А посмотрите на современных американцев, эту отрыжку англосаксонской цивилизации. Они так трогательно уверены в превосходстве своей политической системы над всеми возможными типами государства, что, взирая с высоты Капитолия на другие страны, задают только один вопрос: много там демократии или мало, то есть достаточно ли эта страна приблизилась к американскому идеалу — самому идеальному идеалу всех времён и народов. Американцы не только не способны что–либо перенимать у других народов, им вообще чужды попытки понять другой народ, и даже более того — они уже не способны понимать, что между народами есть разница, что существуют различные цивилизации в рамках которых уместны различные политические системы.
Так что наша русская переимчивость, это далеко не «само собой», это качество вполне уникальное. И это качество далеко не всегда идёт русским на пользу, порою играя с нами очень злые шутки. Бердяев писал: «Русские были так увлечены Гегелем, Шеллингом, Сен — Симоном, Фурье, Фейрбахом, Марксом, как никто никогда не был увлечён на их родине. Русские не скептики, они догматики, у них всё приобретает религиозный характер. Дарвинизм, который на Западе был биологической гипотезой, у русской интеллигенции приобретает догматический характер, как будто речь шла о спасении для вечной жизни. Материализм был предметом религиозной веры».
А ведь и правда.
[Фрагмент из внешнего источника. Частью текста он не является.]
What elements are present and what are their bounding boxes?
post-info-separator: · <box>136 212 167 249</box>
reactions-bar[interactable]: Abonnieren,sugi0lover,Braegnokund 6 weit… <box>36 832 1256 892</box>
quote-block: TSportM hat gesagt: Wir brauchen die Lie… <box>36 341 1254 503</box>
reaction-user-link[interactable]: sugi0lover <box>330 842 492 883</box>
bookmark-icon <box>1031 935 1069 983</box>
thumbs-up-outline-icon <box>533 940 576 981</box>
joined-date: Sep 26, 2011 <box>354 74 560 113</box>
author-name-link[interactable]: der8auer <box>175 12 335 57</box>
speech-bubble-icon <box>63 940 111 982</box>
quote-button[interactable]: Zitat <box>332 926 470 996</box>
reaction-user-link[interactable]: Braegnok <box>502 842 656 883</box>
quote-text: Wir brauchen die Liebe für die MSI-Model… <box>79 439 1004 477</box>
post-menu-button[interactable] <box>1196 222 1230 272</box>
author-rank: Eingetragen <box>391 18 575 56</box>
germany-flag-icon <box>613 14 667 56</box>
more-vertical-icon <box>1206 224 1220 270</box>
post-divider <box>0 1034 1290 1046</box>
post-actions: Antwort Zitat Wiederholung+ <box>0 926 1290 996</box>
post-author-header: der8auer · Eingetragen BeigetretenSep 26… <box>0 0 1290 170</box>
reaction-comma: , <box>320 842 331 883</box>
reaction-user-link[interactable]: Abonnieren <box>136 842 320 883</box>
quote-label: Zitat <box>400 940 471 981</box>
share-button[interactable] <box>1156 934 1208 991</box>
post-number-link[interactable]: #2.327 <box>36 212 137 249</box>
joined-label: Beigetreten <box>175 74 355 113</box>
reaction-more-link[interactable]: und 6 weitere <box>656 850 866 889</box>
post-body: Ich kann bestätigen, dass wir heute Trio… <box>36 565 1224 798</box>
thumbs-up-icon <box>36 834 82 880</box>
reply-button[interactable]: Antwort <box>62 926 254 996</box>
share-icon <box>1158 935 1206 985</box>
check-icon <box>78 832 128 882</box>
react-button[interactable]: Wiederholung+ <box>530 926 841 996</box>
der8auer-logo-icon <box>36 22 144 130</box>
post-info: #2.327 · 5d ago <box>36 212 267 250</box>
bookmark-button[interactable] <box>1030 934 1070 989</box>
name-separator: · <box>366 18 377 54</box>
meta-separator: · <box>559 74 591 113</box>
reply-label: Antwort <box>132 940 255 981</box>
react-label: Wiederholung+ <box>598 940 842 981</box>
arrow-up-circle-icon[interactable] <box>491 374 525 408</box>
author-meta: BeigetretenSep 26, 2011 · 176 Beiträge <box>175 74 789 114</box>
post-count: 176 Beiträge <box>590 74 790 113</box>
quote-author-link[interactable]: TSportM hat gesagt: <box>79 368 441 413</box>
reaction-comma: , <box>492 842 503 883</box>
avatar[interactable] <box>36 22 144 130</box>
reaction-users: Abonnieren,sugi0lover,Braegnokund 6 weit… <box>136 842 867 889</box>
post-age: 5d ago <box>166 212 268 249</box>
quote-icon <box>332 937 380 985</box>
На Западе никому даже в голову не приходило взять да и построить государство «по Марксу», а из «Капитала» сделать «Библию». У себя на родине марксизм был лишь одной из бесчисленных экономических теорий, только русские догадались провозгласить его «единственно верным учением». А мужики наши — практики, они тут же и за дело взялись. Не извольте сомневаться, Октябрьская революция — явление чисто русское. Стала она у нас возможна благодаря двум нашим основным качествам — редкостной переимчивости и, как ни странно — повышенной религиозности.
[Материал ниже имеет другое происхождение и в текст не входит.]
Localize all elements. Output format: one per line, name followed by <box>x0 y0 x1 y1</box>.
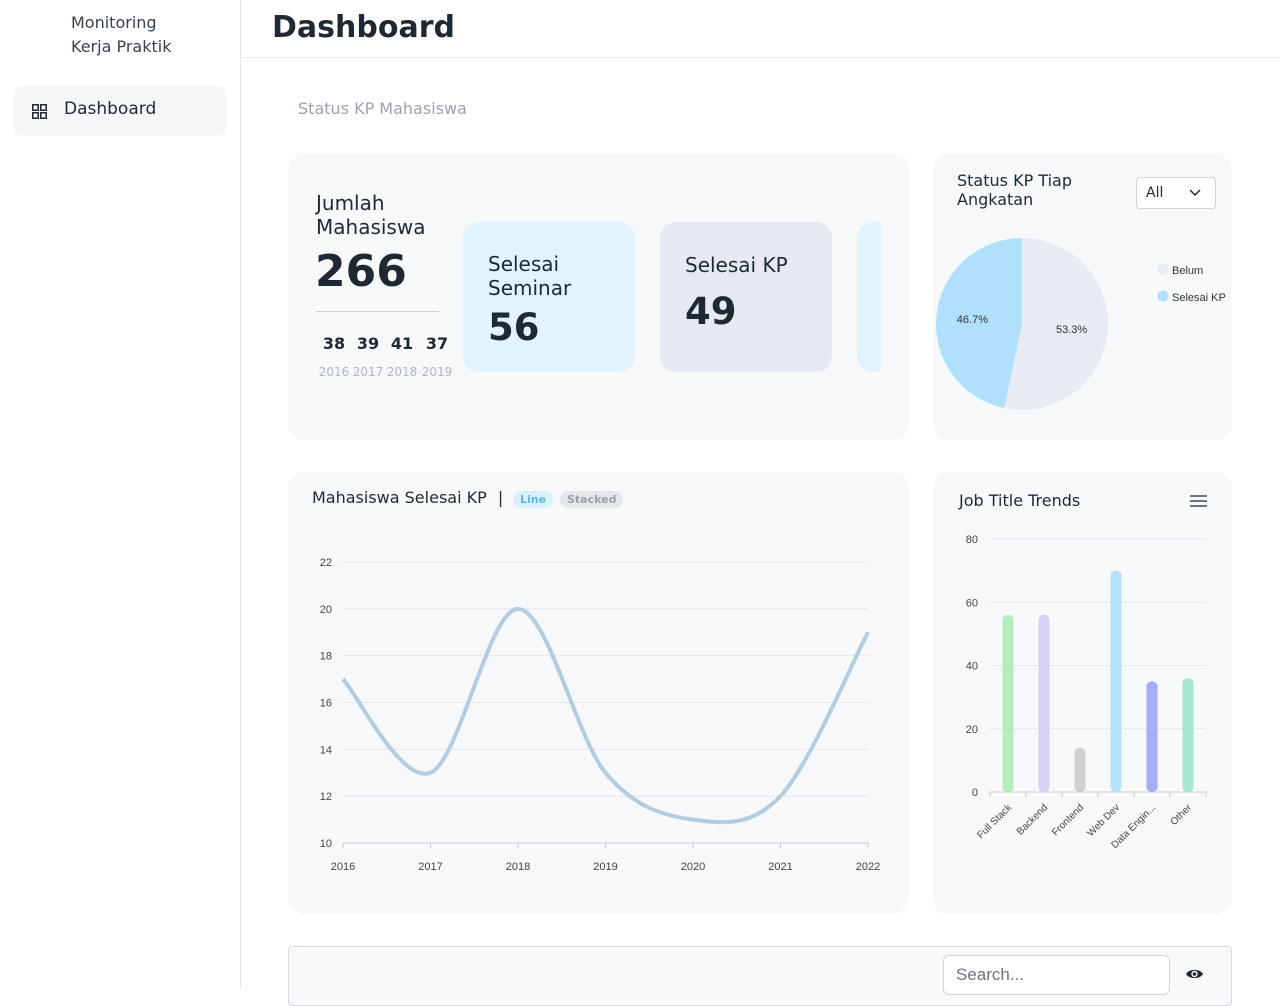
year-stat: 37 2019 <box>421 334 453 379</box>
bar <box>1110 570 1122 792</box>
year-stat: 38 2016 <box>318 334 350 379</box>
x-tick-label: 2017 <box>418 861 442 873</box>
divider <box>316 311 439 312</box>
year-label: 2016 <box>318 365 350 379</box>
data-point <box>605 772 606 774</box>
sidebar-item-label: Dashboard <box>64 99 157 119</box>
line-chart: 101214161820222016 2017 2018 2019 2020 2021 20… <box>320 557 880 873</box>
x-tick-label: 2021 <box>768 861 792 873</box>
tile-value: 56 <box>488 306 540 349</box>
app-title-line2: Kerja Praktik <box>71 37 172 56</box>
year-count: 37 <box>425 334 449 353</box>
data-point <box>867 631 869 633</box>
y-tick-label: 10 <box>320 838 332 850</box>
tile-label: Selesai Seminar <box>488 252 571 300</box>
year-count: 38 <box>322 334 346 353</box>
pie-value-label: 53.3% <box>1056 324 1087 336</box>
sidebar-item-dashboard[interactable]: Dashboard <box>14 86 226 136</box>
y-tick-label: 80 <box>966 534 978 546</box>
y-tick-label: 40 <box>966 661 978 673</box>
year-label: 2019 <box>421 365 453 379</box>
tiles-strip[interactable]: Selesai Seminar 56 Selesai KP 49 <box>463 222 881 372</box>
year-stat: 41 2018 <box>386 334 418 379</box>
bar <box>1038 614 1050 792</box>
y-tick-label: 20 <box>966 724 978 736</box>
x-tick-label: Backend <box>1015 802 1050 837</box>
total-value: 266 <box>315 246 407 297</box>
tile-label-line2: Seminar <box>488 276 572 300</box>
y-tick-label: 16 <box>320 698 332 710</box>
tile-value: 49 <box>685 290 737 333</box>
app-title: Monitoring Kerja Praktik <box>71 11 171 59</box>
status-pie-chart: 53.3% 46.7% Belum Selesai KP <box>936 238 1226 410</box>
total-label: Jumlah Mahasiswa <box>316 191 425 239</box>
total-label-line2: Mahasiswa <box>316 215 426 239</box>
job-title-bar-chart: 0 20 40 60 80 Full Stack Backend Frontend Web De… <box>966 534 1207 851</box>
x-tick-label: Frontend <box>1050 802 1086 838</box>
year-label: 2018 <box>386 365 418 379</box>
year-count: 39 <box>356 334 380 353</box>
y-tick-label: 18 <box>320 651 332 663</box>
year-label: 2017 <box>352 365 384 379</box>
section-title: Status KP Mahasiswa <box>298 99 467 118</box>
year-stat: 39 2017 <box>352 334 384 379</box>
x-tick-label: 2022 <box>856 861 880 873</box>
eye-icon[interactable] <box>1185 967 1204 981</box>
bar <box>1146 681 1158 792</box>
tile-selesai-seminar: Selesai Seminar 56 <box>463 222 635 372</box>
header: Dashboard <box>242 0 1280 58</box>
y-tick-label: 12 <box>320 791 332 803</box>
bar <box>1182 678 1194 792</box>
sidebar: Monitoring Kerja Praktik Dashboard <box>0 0 241 989</box>
x-tick-label: Full Stack <box>975 802 1015 842</box>
x-tick-label: Web Dev <box>1085 802 1122 839</box>
tile-label: Selesai KP <box>685 253 788 277</box>
y-tick-label: 0 <box>972 787 978 799</box>
x-tick-label: 2018 <box>506 861 530 873</box>
x-tick-label: 2016 <box>331 861 355 873</box>
legend-swatch <box>1157 290 1169 302</box>
legend-label: Selesai KP <box>1172 292 1226 304</box>
data-point <box>342 678 344 680</box>
legend-label: Belum <box>1172 265 1203 277</box>
page-title: Dashboard <box>272 10 455 45</box>
y-tick-label: 60 <box>966 597 978 609</box>
grid-icon <box>32 104 47 119</box>
tile-partial <box>857 222 881 372</box>
y-tick-label: 20 <box>320 604 332 616</box>
bar <box>1074 747 1086 792</box>
y-tick-label: 22 <box>320 557 332 569</box>
y-tick-label: 14 <box>320 744 332 756</box>
legend-swatch <box>1157 263 1169 275</box>
search-input[interactable] <box>943 955 1170 995</box>
data-point <box>692 819 694 821</box>
summary-card: Jumlah Mahasiswa 266 38 2016 39 2017 41 … <box>288 154 909 440</box>
series-line <box>341 606 870 825</box>
data-point <box>517 608 519 610</box>
bar <box>1002 614 1014 792</box>
x-tick-label: 2019 <box>593 861 617 873</box>
data-point <box>780 795 781 797</box>
year-count: 41 <box>390 334 414 353</box>
total-label-line1: Jumlah <box>316 191 385 215</box>
tile-selesai-kp: Selesai KP 49 <box>660 222 832 372</box>
app-title-line1: Monitoring <box>71 13 157 32</box>
x-tick-label: 2020 <box>681 861 705 873</box>
x-tick-label: Other <box>1169 802 1195 828</box>
tile-label-line1: Selesai <box>488 252 560 276</box>
data-point <box>430 772 431 774</box>
pie-value-label: 46.7% <box>957 314 988 326</box>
Большевики предложили идеал почти религиозный — «светлое будущее». То есть предложили страдать и умирать за «радость не сейчас». Мысль эта совершенно не привлекательна для рационалистического мышления, на неё могло откликнуться только религиозное сознание. Сознание, которому православие всегда предлагало страдать и умирать за «радость не здесь». А рационалистам ведь всё хочется получить «здесь и сейчас». Но это западный рационализм. Наши — другие.
Бердяев прав в том, что у нас даже атеизм принимает религиозные формы. Вспомним хотя бы безбожника Белинского, который однажды возопил: «Помилуйте, господа, мы ещё не обсудили вопроса о существовании Бога, а вы говорите обедать». Вот так, господа. Нашему атеисту надо прежде всего разобраться с Богом, а обед — это когда–нибудь потом, это не главное. У атеиста западного «обед» — это как раз главное и первоочередное. Это мерило всех вещей. А Белинский… Ну наш ведь. Дурак только.
Талант не пропьёшь. Религиозный народ останется религиозным, хотя порой эта религиозность принимает извращённые формы. А вот что касается нашей переимчивости, то её действие ограничено действием нашей религиозности. Тут мы подходим к глобальнейшему для русского сознания вопросу.
2. Что хорошего в Европе?
У русских очень большие проблемы с самоидентификацией, потому что у нас почти не было на неё исторического времени. Основную часть своего исторического бытия, где–то восемь веков, Русь просуществовала чрезвычайно замкнуто, русские ни с кем себя не сравнивали, а значит и не имели потребности в ответе на вопрос: «Что значит быть русским?». Потом, где–то со второй половины XVII века, русские всё чаще поглядывали на Запад и всё реже приходили в восторг от самих себя. Пётр придал этому процессу обвальный, лихорадочный характер. Весь XVIII век мы только и делали, что европеизировались, Европа стала для России мерилом всех вещей. Соответственно, оценки национального бытия сводились к очень нехитрым: «У нас хуже, чем у них» или «У нас лучше, чем у них». Никаких представлений о характере собственной самобытности в таких условиях возникнуть не могло.